Dabei bildet der Film nur eine fiktionalisierte Version, eine mögliche Variante ab. Bonny interessiert sich nicht für eine minutiöse, wirklichkeitsgetreue Nacherzählung der NSU-Morde, auch um die optische Ähnlichkeit der Darsteller mit den realen NSU-Mitgliedern schert er sich wenig. Becky (Ricarda Seifried) und Tommi (Thomas Schubert) scheinen ein auf den ersten Blick gewöhnliches Leben zu führen: arbeitslos in einer spärlich eingerichteten Wohnung irgendwo in einem gesichtslosen Viertel. Nur, dass sie regelmäßig auf einer Lichtung schießen üben und selbstgebastelte Bomben hochgehen lassen. Als Maik (Jean-Luc Bubert) zu dieser fatalen Konstellation hinzustößt, beginnt das Trio, die ersten Morde an Menschen zu begehen, die in ihren Augen nicht nach Deutschland gehören.

So viel sei gleich klargestellt: es ist eine Tortur, Wintermärchen zu schauen. Wie wollte man es auch verantworten, drei menschenverachtende Terroristen als vielschichtige, gar sympathische Figuren zu zeichnen? Sie sind das glatte Gegenteil, zur Kommunikation unfähig, in Minutenabständen zwischen Selbstmitleid, übersteigertem Selbstbewusstsein und körperlichen sowie verbalen Aggressionen schwankend. Jan Bonny erzählt von dem NSU in erster Linie als Geschichte spärlich unterdrückter Urtriebe, als in jeder Hinsicht schmutzige Fantasie – nicht mithilfe ohnehin nur spekulativer Psychologisierung, sondern mithilfe erbarmungsloser Vehemenz. Nein, Impertinenz. In Wintermärchen wird unaufhörlich geschrien und gekreischt, aufeinander eingedroschen, verhöhnt, beleidigt, gehasst – und es wird immerzu gefickt. Das ist schon das richtige Wort, es braucht diese Drastik. Denn so sehr die Figuren sich irgendwo tief drinnen danach sehnen – sie geben sich damit keine Liebe. Die Kamera hält das in unterbelichteten, wackeligen Bildern fest, wie in Pornos, die gezielt auf den Eindruck von Amateuraufnahmen hin inszeniert sind.
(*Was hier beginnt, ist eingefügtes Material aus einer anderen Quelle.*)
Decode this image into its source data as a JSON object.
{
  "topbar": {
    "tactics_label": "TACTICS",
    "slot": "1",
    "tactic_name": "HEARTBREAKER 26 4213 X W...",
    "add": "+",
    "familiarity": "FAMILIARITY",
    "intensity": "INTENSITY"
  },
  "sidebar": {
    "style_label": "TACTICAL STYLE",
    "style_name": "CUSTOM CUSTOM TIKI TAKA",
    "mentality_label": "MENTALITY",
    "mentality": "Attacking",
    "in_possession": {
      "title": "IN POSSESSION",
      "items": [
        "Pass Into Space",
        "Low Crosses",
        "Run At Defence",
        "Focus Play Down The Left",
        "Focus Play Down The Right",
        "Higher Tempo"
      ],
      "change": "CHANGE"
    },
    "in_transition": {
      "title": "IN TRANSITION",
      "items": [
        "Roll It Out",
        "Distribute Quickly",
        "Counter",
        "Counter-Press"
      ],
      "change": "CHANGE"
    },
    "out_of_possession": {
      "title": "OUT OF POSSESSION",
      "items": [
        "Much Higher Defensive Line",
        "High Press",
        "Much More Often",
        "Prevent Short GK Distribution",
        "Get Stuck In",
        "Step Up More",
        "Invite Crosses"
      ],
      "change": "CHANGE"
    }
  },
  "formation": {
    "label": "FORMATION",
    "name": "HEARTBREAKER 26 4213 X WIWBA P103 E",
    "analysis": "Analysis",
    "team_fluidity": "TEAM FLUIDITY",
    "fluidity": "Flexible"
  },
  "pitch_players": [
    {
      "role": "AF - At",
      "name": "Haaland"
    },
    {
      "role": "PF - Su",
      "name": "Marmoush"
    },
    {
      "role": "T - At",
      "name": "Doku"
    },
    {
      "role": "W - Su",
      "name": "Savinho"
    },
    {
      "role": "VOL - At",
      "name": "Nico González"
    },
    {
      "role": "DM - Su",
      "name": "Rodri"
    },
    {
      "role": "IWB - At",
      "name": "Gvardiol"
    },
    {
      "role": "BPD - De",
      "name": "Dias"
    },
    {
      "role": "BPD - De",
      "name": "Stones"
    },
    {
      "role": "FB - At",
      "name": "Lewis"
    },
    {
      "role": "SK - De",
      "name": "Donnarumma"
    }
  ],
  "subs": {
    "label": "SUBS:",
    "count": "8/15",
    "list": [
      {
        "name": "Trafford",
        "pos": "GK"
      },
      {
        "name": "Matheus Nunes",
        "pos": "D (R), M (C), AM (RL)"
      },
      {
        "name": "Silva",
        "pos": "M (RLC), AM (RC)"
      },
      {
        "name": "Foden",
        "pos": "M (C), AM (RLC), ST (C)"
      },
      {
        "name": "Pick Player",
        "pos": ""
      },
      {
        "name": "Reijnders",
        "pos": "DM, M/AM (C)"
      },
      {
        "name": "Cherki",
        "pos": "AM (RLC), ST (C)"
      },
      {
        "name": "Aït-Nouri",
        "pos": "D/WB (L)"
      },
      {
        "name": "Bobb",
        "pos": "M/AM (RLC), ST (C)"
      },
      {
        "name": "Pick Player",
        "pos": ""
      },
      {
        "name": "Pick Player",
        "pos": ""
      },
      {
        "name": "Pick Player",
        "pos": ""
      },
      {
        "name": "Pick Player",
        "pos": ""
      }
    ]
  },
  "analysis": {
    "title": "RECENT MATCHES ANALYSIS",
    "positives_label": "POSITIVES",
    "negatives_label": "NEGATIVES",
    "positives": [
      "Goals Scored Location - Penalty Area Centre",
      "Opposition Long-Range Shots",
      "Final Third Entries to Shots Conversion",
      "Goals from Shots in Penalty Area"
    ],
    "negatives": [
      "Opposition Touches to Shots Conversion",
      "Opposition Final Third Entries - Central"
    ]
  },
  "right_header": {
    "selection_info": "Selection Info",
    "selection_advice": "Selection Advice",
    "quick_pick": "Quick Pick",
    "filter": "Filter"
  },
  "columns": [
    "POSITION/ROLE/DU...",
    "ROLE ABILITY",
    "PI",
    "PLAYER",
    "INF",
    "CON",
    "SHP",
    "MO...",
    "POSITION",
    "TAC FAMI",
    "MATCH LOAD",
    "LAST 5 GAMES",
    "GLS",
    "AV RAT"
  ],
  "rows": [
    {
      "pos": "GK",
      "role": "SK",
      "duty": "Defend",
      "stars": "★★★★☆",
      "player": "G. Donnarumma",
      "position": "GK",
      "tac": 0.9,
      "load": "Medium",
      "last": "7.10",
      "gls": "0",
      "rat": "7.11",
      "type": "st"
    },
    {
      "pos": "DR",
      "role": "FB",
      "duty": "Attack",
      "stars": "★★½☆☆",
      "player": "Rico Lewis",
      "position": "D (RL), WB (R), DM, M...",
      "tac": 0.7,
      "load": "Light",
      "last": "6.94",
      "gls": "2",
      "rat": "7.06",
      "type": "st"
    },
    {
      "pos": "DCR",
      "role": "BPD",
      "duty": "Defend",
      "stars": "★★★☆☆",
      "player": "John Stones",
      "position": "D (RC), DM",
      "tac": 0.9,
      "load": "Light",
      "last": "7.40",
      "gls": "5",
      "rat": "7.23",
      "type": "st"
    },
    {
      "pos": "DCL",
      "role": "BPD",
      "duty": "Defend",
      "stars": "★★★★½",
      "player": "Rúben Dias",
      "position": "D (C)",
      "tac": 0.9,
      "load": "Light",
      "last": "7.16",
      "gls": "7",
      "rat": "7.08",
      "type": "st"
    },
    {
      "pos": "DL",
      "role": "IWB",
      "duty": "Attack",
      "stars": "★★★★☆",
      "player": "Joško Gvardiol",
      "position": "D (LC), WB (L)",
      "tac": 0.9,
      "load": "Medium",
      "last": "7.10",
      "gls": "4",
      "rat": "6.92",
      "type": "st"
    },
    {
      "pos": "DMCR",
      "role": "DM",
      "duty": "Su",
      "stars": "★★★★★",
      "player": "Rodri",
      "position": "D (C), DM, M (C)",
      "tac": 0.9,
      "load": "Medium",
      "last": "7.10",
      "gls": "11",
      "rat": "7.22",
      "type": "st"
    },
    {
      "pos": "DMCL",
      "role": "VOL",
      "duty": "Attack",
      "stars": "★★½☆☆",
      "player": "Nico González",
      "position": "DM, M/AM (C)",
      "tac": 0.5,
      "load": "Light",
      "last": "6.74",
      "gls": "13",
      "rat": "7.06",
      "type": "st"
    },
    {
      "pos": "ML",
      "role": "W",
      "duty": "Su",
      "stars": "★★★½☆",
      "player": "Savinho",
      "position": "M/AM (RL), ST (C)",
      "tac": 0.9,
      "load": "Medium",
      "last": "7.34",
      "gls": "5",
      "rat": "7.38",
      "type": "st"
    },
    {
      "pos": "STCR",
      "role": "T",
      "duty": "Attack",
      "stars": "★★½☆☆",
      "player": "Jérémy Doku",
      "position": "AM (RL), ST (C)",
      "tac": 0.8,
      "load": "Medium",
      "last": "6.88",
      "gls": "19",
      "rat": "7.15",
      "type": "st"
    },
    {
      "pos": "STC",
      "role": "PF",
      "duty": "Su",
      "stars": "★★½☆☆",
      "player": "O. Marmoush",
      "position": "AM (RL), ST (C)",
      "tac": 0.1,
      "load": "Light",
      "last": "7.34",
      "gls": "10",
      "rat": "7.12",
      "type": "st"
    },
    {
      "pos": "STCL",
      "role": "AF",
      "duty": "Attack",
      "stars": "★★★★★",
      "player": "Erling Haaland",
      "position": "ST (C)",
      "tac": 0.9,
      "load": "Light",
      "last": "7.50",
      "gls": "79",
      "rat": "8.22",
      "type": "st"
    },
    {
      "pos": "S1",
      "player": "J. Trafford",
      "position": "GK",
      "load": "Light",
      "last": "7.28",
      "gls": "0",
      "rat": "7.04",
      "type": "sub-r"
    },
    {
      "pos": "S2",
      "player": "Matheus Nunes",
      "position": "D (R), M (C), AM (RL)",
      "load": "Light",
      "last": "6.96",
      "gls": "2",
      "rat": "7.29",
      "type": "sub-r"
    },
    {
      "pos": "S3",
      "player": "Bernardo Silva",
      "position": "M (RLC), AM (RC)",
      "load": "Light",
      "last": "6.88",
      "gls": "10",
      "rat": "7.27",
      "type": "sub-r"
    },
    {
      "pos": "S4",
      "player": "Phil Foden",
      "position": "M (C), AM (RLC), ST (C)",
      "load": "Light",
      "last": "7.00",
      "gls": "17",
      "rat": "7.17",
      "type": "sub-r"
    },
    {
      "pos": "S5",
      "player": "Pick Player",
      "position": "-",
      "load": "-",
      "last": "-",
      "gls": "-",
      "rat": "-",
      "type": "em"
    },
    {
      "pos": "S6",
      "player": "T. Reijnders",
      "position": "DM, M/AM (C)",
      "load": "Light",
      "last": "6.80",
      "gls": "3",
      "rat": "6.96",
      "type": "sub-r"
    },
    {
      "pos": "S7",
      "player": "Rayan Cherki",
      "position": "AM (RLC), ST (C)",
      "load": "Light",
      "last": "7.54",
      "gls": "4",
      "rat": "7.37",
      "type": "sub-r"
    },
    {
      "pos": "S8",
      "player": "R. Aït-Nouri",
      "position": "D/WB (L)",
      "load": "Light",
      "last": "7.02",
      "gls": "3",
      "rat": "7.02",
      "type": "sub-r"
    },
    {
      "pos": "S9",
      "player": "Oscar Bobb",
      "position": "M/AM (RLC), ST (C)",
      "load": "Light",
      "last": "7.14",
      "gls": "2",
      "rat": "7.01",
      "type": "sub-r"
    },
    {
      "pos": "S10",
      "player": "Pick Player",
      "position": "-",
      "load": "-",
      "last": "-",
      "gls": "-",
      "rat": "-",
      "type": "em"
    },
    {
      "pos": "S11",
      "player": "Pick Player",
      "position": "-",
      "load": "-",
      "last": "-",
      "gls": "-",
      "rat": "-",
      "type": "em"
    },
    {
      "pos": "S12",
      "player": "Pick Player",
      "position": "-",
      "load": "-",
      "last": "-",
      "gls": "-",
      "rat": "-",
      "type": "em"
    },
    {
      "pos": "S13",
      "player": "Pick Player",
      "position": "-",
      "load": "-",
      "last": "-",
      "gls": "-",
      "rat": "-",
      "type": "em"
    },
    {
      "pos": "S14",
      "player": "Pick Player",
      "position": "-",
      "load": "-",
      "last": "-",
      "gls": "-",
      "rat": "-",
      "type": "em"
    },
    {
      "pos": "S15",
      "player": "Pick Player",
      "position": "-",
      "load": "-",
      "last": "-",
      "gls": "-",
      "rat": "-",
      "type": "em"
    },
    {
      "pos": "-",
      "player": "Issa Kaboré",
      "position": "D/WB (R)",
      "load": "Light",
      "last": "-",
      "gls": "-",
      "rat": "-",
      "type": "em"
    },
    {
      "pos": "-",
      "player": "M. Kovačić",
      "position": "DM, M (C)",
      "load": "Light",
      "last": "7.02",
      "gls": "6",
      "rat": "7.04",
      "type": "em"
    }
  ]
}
Auf diese Weise gelingt es Jan Bonny tatsächlich, einen zumindest vagen Eindruck von einem Leben abzubilden, das sich abgehängt und perspektivlos anfühlen muss. In dem Ficken und Saufen die einzigen Freuden sind, derer man habhaft werden kann; Geilheit und Eifersucht die einzigen noch nicht abgeschnürten Emotionen. In der das drängende Bedürfnis, irgendetwas müsse sich ändern, schnell extreme Dimensionen annehmen kann.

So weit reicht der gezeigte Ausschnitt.